И море обернулось морем слез.
Но, как известно, именно в минуту
отчаянья и начинает дуть
попутный ветер. И великий муж
покинул Карфаген.
Она стояла
перед костром, который разожгли
под городской стеной ее солдаты,
и видела, как в мареве костра,
дрожащем между пламенем и дымом
беззвучно распадался Карфаген

задолго до пророчества Катона.

"Дидона и Эней"

«…Я прекрасно помню, что на меня повлияло. Были два обстоятельства. Первое из них — цикл стихотворений Анны Ахматовой о Дидоне и Энее. Она написала их после расставания с любимым. Себя она представила Дидоной, а того человека — этаким Энеем. Между прочим, тот человек еще жив. Второе, что более или менее навело меня написать это стихотворение, стала опера Генри Перселла «Дидона и Эней». Там есть известная ария, ее поет Дидона, которая звучала столь проникновенно, волнующе, такое в ней было отчаяние. Я вспоминаю об этом, когда Элизабет Шварцкопф поет «Помни меня». Совершенно невероятное звучание. Вот пара причин, почему я написал это стихотворение. Однако это не любовные стихи. «Дидона и Эней» — стихотворение о разрушении — разрушении Карфагена. В некотором смысле оно скорее на историческую тему. Эней покинул Дидону. Она не хотела, чтобы он уезжал, но он уехал. Согласно преданию, он основал Рим, чья армия спустя много столетий разрушила Карфаген. Здесь речь идет о любви и о том, что есть предательство в любви. Его последствия обычно не видны, а я попытался сделать это более явным. Вот, пожалуй, все…»

Рыбы зимой живут.
Рыбы жуют кислород.
Рыбы зимой плывут,
задевая глазами
лед.
Туда.
Где глубже.
Где море.
Рыбы.
Рыбы.
Рыбы.
Рыбы плывут зимой.
Рыбы хотят выплыть.
Рыбы плывут без света.
Под солнцем
зимним и зыбким.
Рыбы плывут от смерти
вечным путем
рыбьим.
Рыбы не льют слезы:
упираясь головой
в глыбы,
в холодной воде
мерзнут
холодные глаза
рыбы.
Рыбы
всегда молчаливы,
ибо они —
безмолвны.
Стихи о рыбах,
как рыбы,
встают поперек
горла.

… От всего человека вам остается часть речи.

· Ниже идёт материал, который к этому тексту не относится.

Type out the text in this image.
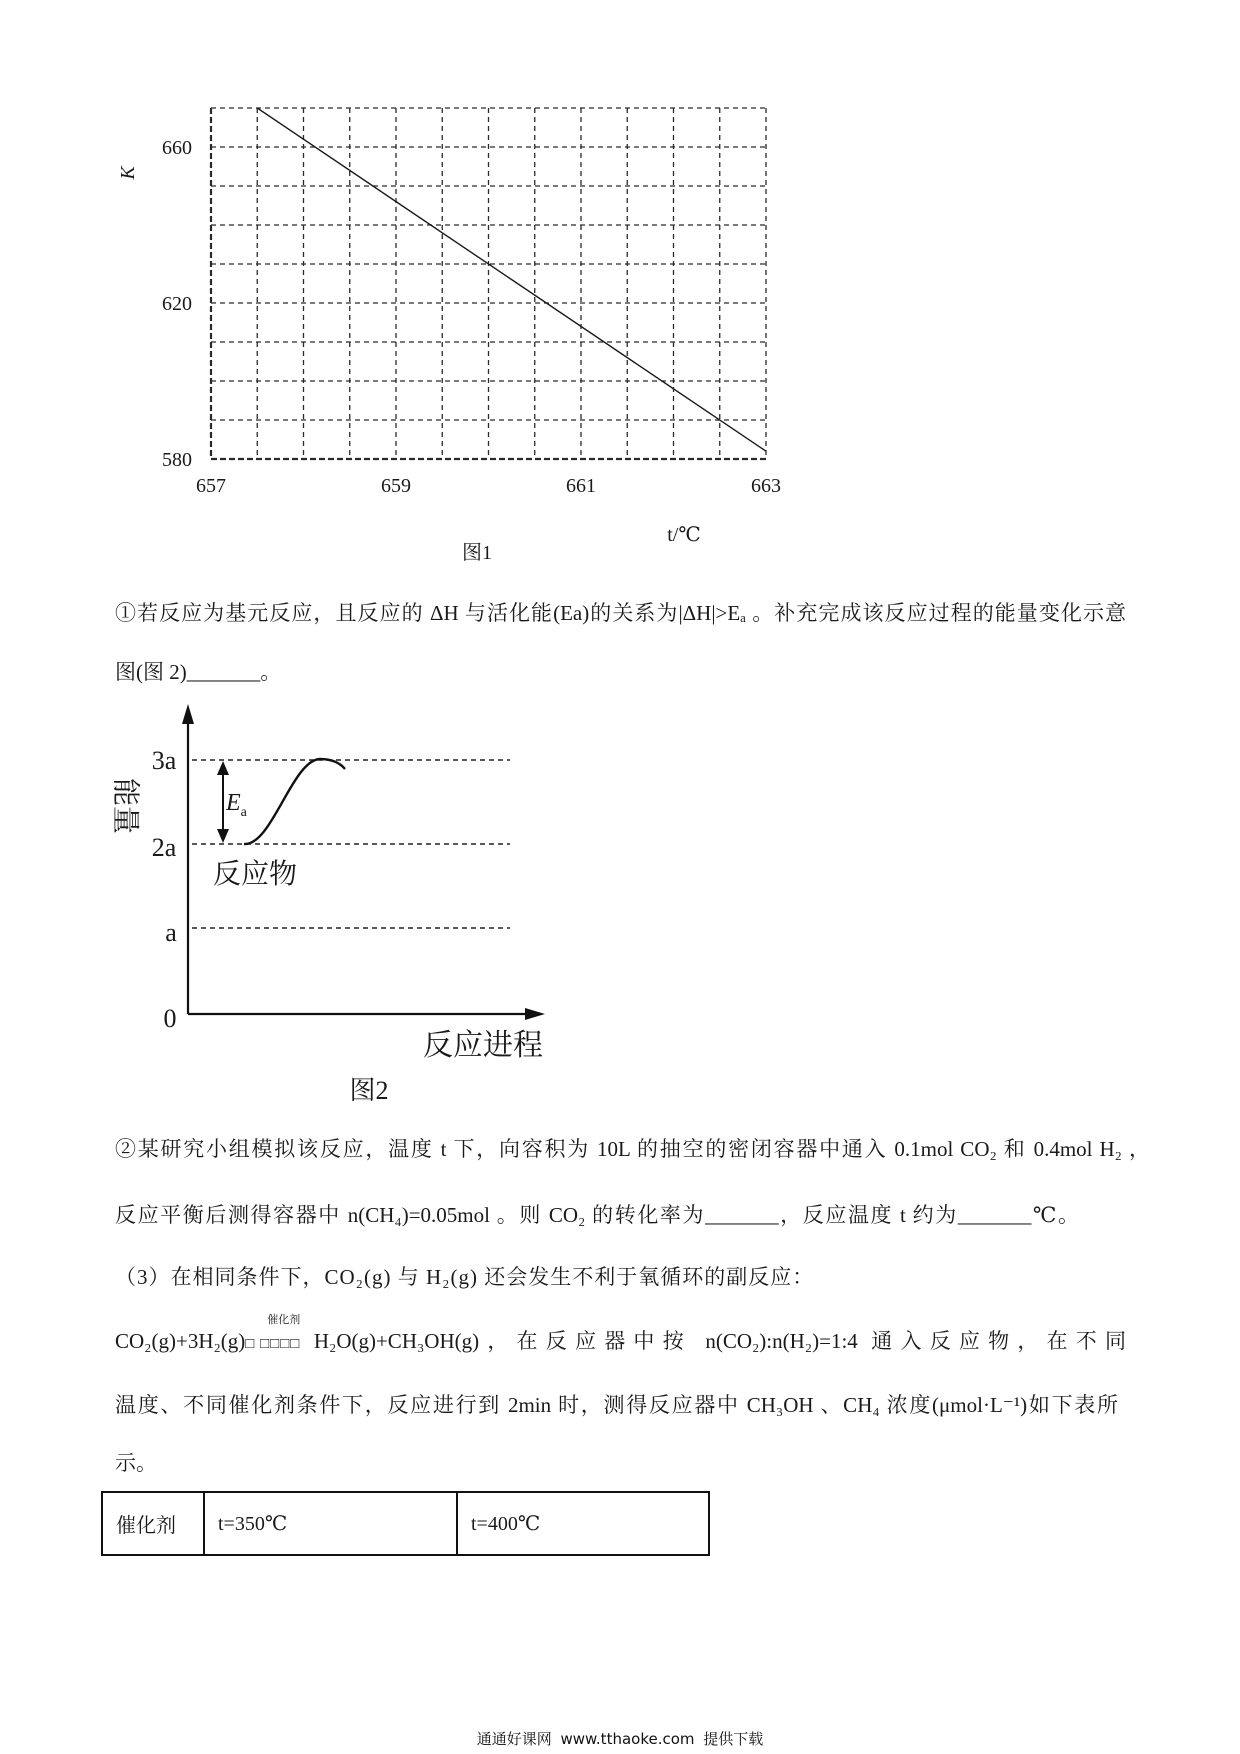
657	659	661	663
580
620
660
K
t/℃
图1
①若反应为基元反应，且反应的 ΔH 与活化能(Ea)的关系为|ΔH|>Eₐ 。补充完成该反应过程的能量变化示意
图(图 2)_______。
3a
2a
a
0
能量	$E_a$
反应物
反应进程
图2
②某研究小组模拟该反应，温度 t 下，向容积为 10L 的抽空的密闭容器中通入 0.1mol CO₂ 和 0.4mol H₂ ，
反应平衡后测得容器中 n(CH₄)=0.05mol 。则 CO₂ 的转化率为_______，反应温度 t 约为_______℃。
（3）在相同条件下，CO₂(g) 与 H₂(g) 还会发生不利于氧循环的副反应：
CO₂(g)+3H₂(g)
催化剂
□ □□□□ H₂O(g)+CH₃OH(g)，在反应器中按 n(CO₂):n(H₂)=1:4 通入反应物，在不同
温度、不同催化剂条件下，反应进行到 2min 时，测得反应器中 CH₃OH 、CH₄ 浓度(μmol·L⁻¹)如下表所
示。
催化剂	t=350℃	t=400℃
通通好课网 www.tthaoke.com 提供下载
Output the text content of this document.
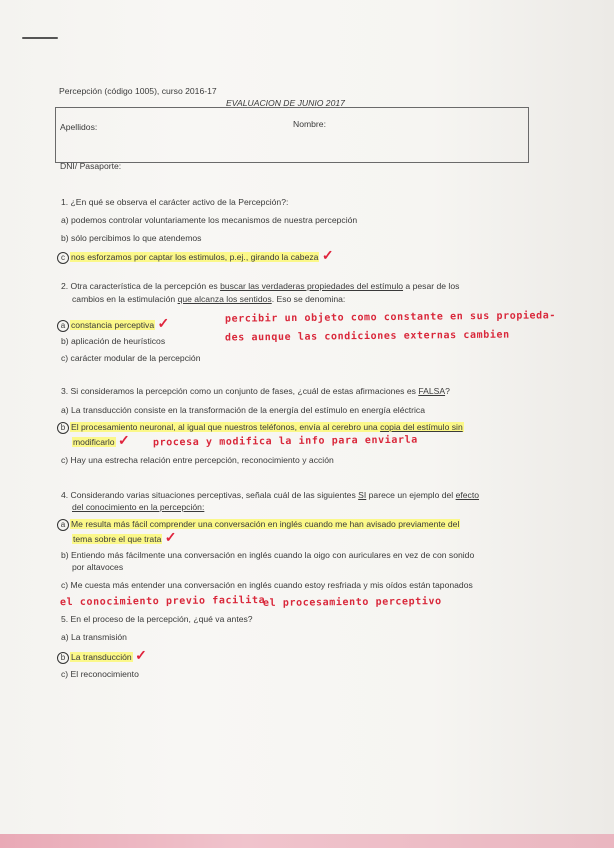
Percepción (código 1005), curso 2016-17
EVALUACION DE JUNIO 2017
Apellidos:	Nombre:
DNI/ Pasaporte:
1. ¿En qué se observa el carácter activo de la Percepción?:
a) podemos controlar voluntariamente los mecanismos de nuestra percepción
b) sólo percibimos lo que atendemos
c nos esforzamos por captar los estimulos, p.ej., girando la cabeza ✓
2. Otra característica de la percepción es buscar las verdaderas propiedades del estímulo a pesar de los
cambios en la estimulación que alcanza los sentidos. Eso se denomina:
a constancia perceptiva ✓	percibir un objeto como constante en sus propieda-
des aunque las condiciones externas cambien
b) aplicación de heurísticos
c) carácter modular de la percepción
3. Si consideramos la percepción como un conjunto de fases, ¿cuál de estas afirmaciones es FALSA?
a) La transducción consiste en la transformación de la energía del estímulo en energía eléctrica
b El procesamiento neuronal, al igual que nuestros teléfonos, envía al cerebro una copia del estímulo sin
modificarlo ✓ procesa y modifica la info para enviarla
c) Hay una estrecha relación entre percepción, reconocimiento y acción
4. Considerando varias situaciones perceptivas, señala cuál de las siguientes SI parece un ejemplo del efecto
del conocimiento en la percepción:
a Me resulta más fácil comprender una conversación en inglés cuando me han avisado previamente del
tema sobre el que trata ✓
b) Entiendo más fácilmente una conversación en inglés cuando la oigo con auriculares en vez de con sonido
por altavoces
c) Me cuesta más entender una conversación en inglés cuando estoy resfriada y mis oídos están taponados
el conocimiento previo facilita
el procesamiento perceptivo
5. En el proceso de la percepción, ¿qué va antes?
a) La transmisión
b La transducción ✓
c) El reconocimiento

Часть речи вообще. Часть речи.         

И. Бродский

… Нам остается только имя –

Короткий звук на долгий срок…

О. Мандельштам

Иосифу Бродскому, наверное, меньше, чем кому-либо из поэтов русского зарубежья грозит глянец хрестоматийности. Нет ни одного человека в стране или за ее пределами, у которого не сформировалось бы собственного, глубоко личностного отношения к творчеству этого «нового Жюля Верна»; и поэтому предлагаемый ниже анализ есть не более чем попытка закрепить в сознании будущих лингвистов и литературоведов четырнадцатую  «часть речи»,  имя которой – феномен Иосифа Бродского.

       Помните, в  фильме «Доживем до понедельника» учитель говорит, что знание истории – это нечто большее, чем  способность воспроизвести несколько страниц из учебника; это умение читать между строк и видеть за каждым поражением – победу, а за каждым именем – не «тире между датами», а живого, думающего и страдающего человека.   Бродский  обладал   редким даром – «олицетворения» исторического момента, что подтверждается  фактом существования стихотворения,  анализ которого приведен далее (опорные пункты):

Слова и фразеологические обороты, сложные для восприятия. «Лингвострановедческие единицы» в составе текста: Великий человек, туника, губы застыли, таиться, ступить на сушу, обернуться (чем-кем – либо), попутный ветер, великий муж,  крепостная стена, марево,  зарево, пророчество Катона. 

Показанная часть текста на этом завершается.